Brigitte Minne : Oui, certaines histoires sont très belles mais s'adressent plus à une femme de 40 ans qu'à une enfant de 12. Mais en dehors de ça, tout est possible avec les enfants, ils choisissent eux-mêmes. Par exemple, mon fils à une époque ne regardait que des films de Stallone ou Scwartzeneger, aujourd'hui il a 19 ans et il reconnaît qu'il apprécie des films de Fellini par exemple, ça n'aurait servi à rien que je lui dise à l'époque que c'était nul.
Beatrice Alemagna : Vous publiez en Flandre et en France, quelle différence faites-vous entre l'édition jeunesse en Flandre et en France ?
Brigitte Minne : Je n'ai pas d'opinion juste là-dessus, mais ce qui me frappe, c'est que plus on descend dans le sud et plus la mentalité change, est moins stricte. En Flandre, dans les écoles, les écoliers sont rangés bien sagement par deux, en Wallonie il y a déjà plus de chahut.
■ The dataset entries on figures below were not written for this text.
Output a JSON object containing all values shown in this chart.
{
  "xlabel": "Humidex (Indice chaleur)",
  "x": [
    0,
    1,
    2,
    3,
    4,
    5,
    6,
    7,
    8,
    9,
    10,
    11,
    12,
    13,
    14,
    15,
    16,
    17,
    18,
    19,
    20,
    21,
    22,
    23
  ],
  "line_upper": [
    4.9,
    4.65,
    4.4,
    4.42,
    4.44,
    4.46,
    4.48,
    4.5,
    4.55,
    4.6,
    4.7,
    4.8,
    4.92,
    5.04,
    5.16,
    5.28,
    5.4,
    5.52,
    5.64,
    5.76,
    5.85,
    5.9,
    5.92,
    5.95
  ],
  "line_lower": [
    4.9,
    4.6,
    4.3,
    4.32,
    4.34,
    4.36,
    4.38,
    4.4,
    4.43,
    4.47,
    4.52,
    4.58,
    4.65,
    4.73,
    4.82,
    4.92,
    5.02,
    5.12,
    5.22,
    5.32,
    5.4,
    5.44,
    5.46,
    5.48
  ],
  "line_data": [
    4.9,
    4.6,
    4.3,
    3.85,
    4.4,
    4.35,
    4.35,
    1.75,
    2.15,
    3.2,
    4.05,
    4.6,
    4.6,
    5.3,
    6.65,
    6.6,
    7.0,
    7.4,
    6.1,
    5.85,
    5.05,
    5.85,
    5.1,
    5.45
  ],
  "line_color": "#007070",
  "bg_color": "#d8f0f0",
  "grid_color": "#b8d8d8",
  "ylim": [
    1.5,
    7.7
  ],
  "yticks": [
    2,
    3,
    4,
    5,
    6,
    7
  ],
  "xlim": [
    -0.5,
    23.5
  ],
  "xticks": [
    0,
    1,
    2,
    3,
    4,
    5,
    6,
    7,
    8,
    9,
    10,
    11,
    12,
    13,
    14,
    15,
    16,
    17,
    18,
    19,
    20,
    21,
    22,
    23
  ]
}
Je trouve que les éditeurs wallons sont peut-être un peu plus souples.
Beatrice Alemagna : Pour finir, je voudrais vous demander quelle question j'ai oublié de vous poser…
Brigitte Minne : " Est-ce qu'écrire m'a rendue riche ? " ! Je vous aurais répondu que j'ai des milliers de toilettes, que je roule en Lamborghini, que j'ai une piscine immense… C'est faux bien sûr, quand quelqu'un écrit, on dit " c'est une personne qui a de la fantaisie " Non, je ne peux pas dire que je me sois enrichie avec mes livres, mais je travaille avec plaisir et je n'ai besoin de rien de particulier, ma richesse est tout autre.